The idea for a conversation started as a Twitter conversation about increasing diversity at local tech events. However, the evening was primarily driven by recent incidents that occurred during the Startup Weekend event hosted by the Omaha Code School.
At the end of the Startup Weekend two attendees approached Haubert with incidents that had violated the code school’s code of conduct. The Omaha Code School staff, as well as one of the event coordinators, Shane Reiser, attempted to reach the offenders. At least one was contacted. The situations are still being resolved. Haubert said she wanted to meet in coming weeks with those who came forward to make sure they felt heard.
“The biggest thing is we want them to feel supported,” said Haubert.

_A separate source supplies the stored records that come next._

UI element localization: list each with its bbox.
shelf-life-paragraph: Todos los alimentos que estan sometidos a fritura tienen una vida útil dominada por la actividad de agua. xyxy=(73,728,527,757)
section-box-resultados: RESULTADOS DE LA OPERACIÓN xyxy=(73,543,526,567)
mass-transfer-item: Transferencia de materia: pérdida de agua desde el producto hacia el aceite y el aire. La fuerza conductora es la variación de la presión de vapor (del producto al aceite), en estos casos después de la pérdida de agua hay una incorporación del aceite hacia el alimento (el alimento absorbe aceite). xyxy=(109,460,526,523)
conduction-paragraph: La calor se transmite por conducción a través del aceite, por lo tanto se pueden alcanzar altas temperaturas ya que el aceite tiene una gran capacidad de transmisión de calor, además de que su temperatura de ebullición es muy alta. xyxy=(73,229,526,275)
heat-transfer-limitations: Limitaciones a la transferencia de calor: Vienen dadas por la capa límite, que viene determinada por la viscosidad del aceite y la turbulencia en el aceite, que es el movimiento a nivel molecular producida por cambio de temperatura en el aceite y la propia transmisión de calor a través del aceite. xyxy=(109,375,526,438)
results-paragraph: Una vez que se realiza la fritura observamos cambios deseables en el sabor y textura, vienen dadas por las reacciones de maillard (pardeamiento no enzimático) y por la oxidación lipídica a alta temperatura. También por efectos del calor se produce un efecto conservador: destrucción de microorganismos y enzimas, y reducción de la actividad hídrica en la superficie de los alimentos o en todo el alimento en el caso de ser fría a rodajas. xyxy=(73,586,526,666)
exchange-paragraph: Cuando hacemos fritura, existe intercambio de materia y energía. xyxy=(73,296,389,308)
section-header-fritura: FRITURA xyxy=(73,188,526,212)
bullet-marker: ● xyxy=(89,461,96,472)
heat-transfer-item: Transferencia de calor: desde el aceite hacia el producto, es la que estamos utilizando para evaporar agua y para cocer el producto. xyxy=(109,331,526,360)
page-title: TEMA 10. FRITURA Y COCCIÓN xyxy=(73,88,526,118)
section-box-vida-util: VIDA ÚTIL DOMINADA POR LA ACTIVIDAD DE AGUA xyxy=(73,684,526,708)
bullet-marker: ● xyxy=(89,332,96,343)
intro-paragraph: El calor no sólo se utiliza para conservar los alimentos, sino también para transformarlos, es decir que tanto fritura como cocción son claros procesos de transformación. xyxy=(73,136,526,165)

The incidents were a first for the space. Both Sumeet Jain, an instructor, and Reiser blogged at length about the incidents and the lessons learned. (“Safe & Inclusive Events”; “Prioritizing inclusiveness at startup events”)
“It was not until this weekend at Startup Weekend that we had to put our Code of Conduct into play,” Gupta said.
Sumeet Jain, an instructor at the Omaha Code School, was frank with his self-evaluation.
“We didn’t act quickly enough,” Jain said.
Shane Reiser also said he regretted not acting sooner. There was an open discussion about appointing code of conduct liaisons to help improve the response to future incidents.
Several attendees of the round table expressed how rare discussions like these are–and the need for more conversation.
“Many people are realizing that this is about so much more than political correctness,” said Gupta. “There’s human value, creative value, collaborative value in creating safe spaces.”
Gupta recognized at the beginning of the evening that the attendees were self-selecting. They are likely already on board with creating inclusive spaces.
Nevertheless, when he asked later how many event coordinators already had a code of conduct, only one person raised a hand.